Beaucoup de commerçants et d’entrepreneurs ne pourraient donc tout simplement pas supporter une telle augmentation de leurs charges salariales, qui ne ferait qu’empirer la situation d’endettement général. D’autant plus que le contexte socioéconomique actuel a engendré une certaine escalade des échelons salariaux dans les métiers qualifiés, tandis que les gouvernements se sont déjà eux-mêmes passablement endettés depuis le début de la pandémie. Il n’y a pas de doute que le marché du travail doit se remettre à jour. Le modernisme des technologies actuelles nous enlignerait plutôt vers le développement et l’apprentissage en rapport aux nouveaux besoins industriels.
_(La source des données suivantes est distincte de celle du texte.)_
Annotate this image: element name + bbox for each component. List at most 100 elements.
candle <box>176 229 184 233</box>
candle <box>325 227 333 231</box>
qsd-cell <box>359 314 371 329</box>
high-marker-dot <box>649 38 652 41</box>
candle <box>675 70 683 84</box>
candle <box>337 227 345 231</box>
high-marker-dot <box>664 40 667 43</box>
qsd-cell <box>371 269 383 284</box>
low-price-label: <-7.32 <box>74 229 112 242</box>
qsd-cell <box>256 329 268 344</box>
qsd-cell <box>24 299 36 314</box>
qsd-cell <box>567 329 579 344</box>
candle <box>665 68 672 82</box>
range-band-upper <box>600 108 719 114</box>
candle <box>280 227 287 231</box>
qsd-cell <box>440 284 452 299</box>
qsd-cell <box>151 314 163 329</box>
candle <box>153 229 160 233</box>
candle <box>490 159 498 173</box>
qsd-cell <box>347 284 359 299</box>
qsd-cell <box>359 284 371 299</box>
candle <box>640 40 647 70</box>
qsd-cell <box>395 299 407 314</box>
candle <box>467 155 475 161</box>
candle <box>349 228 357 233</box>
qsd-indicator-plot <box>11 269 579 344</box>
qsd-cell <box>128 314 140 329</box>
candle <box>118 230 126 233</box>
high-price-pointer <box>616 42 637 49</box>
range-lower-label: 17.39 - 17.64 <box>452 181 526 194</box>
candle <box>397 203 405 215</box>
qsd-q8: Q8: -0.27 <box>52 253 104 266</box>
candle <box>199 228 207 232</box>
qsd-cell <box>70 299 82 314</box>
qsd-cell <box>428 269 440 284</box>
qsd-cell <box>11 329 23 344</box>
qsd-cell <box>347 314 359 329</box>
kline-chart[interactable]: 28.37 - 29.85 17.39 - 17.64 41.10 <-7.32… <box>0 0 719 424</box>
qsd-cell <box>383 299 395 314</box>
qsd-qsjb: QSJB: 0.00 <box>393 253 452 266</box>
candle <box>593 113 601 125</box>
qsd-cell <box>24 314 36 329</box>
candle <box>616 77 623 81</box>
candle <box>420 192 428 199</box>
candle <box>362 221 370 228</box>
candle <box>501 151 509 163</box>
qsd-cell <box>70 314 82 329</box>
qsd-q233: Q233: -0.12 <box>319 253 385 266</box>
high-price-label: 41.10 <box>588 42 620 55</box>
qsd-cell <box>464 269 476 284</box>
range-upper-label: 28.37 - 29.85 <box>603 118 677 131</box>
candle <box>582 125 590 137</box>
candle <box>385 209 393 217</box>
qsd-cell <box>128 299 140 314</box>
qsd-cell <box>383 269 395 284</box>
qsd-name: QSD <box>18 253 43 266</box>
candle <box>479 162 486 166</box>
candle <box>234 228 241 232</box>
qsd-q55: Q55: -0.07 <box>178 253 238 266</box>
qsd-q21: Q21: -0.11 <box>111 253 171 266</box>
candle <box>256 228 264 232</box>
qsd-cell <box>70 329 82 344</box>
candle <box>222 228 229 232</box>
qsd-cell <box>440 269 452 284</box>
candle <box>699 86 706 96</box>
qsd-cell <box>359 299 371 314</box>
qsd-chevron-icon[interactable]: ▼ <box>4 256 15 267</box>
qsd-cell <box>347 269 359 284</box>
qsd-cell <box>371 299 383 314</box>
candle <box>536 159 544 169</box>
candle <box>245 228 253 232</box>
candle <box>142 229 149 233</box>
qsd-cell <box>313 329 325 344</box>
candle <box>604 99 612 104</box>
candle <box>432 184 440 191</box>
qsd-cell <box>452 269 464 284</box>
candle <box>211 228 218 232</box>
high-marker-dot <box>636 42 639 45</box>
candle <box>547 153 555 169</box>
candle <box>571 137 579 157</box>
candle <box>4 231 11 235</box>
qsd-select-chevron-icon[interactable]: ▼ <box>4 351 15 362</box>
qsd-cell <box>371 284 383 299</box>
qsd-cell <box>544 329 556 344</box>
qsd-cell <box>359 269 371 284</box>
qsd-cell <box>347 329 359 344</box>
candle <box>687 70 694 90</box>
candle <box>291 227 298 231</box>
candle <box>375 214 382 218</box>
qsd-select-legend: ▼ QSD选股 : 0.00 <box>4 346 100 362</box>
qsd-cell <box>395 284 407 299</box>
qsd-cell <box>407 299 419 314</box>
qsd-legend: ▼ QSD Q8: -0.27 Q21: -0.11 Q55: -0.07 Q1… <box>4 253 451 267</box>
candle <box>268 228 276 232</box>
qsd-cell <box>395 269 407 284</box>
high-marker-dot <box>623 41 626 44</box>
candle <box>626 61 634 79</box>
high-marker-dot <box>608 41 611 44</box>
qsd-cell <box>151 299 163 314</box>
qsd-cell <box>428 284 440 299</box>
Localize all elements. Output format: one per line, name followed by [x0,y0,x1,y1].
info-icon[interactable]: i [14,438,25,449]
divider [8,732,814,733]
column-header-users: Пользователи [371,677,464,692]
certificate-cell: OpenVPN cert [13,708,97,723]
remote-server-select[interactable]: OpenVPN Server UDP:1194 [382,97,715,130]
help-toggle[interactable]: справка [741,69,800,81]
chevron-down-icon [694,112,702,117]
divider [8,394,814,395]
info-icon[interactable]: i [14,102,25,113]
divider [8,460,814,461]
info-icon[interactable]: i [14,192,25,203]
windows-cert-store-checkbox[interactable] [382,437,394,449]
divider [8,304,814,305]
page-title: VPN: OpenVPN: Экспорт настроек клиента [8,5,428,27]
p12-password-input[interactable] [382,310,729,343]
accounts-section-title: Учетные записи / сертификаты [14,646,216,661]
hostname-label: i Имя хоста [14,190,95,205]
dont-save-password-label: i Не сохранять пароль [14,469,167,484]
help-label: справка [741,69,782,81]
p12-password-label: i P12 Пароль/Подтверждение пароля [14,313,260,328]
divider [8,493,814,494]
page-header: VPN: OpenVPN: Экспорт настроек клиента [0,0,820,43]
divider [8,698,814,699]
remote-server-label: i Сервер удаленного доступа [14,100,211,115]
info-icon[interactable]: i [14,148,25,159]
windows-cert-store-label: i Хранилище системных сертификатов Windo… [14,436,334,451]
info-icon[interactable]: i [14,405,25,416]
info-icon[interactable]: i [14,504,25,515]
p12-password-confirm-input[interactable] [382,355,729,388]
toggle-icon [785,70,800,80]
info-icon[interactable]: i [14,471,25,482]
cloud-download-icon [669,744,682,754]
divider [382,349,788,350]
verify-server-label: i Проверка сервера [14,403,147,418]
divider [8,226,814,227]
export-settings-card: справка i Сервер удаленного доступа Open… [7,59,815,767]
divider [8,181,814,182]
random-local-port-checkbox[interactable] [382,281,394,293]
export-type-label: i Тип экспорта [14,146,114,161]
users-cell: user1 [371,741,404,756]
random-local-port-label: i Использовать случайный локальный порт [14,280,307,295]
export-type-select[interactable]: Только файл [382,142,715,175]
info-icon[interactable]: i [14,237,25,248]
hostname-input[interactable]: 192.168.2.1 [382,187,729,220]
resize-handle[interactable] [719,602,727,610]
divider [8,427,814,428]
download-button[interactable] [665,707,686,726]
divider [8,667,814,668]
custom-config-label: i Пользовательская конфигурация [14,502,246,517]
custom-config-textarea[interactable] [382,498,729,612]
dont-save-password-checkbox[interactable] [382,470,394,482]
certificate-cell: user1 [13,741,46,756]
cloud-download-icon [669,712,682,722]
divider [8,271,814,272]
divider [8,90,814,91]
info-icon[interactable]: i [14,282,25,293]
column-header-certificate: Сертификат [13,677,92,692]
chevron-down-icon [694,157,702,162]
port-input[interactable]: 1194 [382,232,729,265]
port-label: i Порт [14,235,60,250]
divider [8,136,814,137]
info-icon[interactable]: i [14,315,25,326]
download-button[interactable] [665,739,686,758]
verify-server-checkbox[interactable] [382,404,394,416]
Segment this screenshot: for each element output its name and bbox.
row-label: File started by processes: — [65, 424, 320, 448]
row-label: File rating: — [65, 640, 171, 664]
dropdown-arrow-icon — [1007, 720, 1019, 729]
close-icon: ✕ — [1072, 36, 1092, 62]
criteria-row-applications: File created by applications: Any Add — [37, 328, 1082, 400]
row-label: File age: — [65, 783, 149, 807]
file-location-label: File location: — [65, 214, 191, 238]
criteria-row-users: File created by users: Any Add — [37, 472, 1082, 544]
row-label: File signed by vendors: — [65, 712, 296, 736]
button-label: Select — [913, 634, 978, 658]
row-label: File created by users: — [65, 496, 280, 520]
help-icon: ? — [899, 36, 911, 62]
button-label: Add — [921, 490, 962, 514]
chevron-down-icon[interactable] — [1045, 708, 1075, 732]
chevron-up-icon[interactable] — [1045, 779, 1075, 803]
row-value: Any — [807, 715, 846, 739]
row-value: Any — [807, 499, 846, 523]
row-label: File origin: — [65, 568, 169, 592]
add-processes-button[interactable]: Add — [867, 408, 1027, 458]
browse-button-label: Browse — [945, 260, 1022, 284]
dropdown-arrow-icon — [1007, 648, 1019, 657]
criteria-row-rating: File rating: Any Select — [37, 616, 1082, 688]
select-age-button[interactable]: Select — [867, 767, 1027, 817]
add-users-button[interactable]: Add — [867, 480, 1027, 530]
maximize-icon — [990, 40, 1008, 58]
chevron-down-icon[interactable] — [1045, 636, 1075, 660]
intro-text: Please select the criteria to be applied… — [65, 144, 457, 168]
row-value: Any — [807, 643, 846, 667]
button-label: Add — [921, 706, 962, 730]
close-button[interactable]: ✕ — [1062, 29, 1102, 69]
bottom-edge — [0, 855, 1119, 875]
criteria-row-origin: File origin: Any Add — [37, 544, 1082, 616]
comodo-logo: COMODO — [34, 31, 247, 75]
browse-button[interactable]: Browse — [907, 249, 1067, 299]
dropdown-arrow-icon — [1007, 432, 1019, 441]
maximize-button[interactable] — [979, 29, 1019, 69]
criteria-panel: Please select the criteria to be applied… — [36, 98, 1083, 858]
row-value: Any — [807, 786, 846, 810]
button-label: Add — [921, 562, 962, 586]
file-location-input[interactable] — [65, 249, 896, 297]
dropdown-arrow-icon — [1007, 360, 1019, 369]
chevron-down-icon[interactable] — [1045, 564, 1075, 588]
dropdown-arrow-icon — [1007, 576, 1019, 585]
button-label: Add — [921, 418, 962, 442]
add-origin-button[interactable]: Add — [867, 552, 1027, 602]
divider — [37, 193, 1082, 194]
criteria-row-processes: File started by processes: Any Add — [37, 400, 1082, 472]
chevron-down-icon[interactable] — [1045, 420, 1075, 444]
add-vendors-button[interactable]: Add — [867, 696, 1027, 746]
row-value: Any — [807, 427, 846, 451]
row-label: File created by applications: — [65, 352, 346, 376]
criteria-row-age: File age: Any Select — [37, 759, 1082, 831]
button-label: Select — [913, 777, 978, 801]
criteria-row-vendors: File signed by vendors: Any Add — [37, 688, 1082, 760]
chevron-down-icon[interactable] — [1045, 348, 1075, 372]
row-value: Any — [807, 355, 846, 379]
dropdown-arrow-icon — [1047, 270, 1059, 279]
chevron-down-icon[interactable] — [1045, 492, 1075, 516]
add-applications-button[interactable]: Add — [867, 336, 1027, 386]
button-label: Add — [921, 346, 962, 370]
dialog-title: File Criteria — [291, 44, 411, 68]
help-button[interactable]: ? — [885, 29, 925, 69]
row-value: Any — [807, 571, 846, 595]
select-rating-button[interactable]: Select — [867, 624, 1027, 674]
Tout en repensant un peu à la hausse les salaires-planchers afin qu’ils soient mieux adaptés à l’inflation galopante, il faut néanmoins que les rémunérations soient globalement conçues en fonction des connaissances requises par les différents corps de métiers modernes, y compris en imaginant les évolutions humaines futures, par exemple pour les industries amenées à faire de plus en plus appel à la robotique. Ce n’est donc pas quelque chose qu’il faut penser à la légère, notre modèle socioéconomique est une entité fragile, qu’il faut concevoir sur le long terme. Se précipiter trop rapidement pourrait incidemment faire plus de tort que de bien et cela n’aiderait personne. Le Québec Inc doit s’émanciper de manière visionnaire et logique.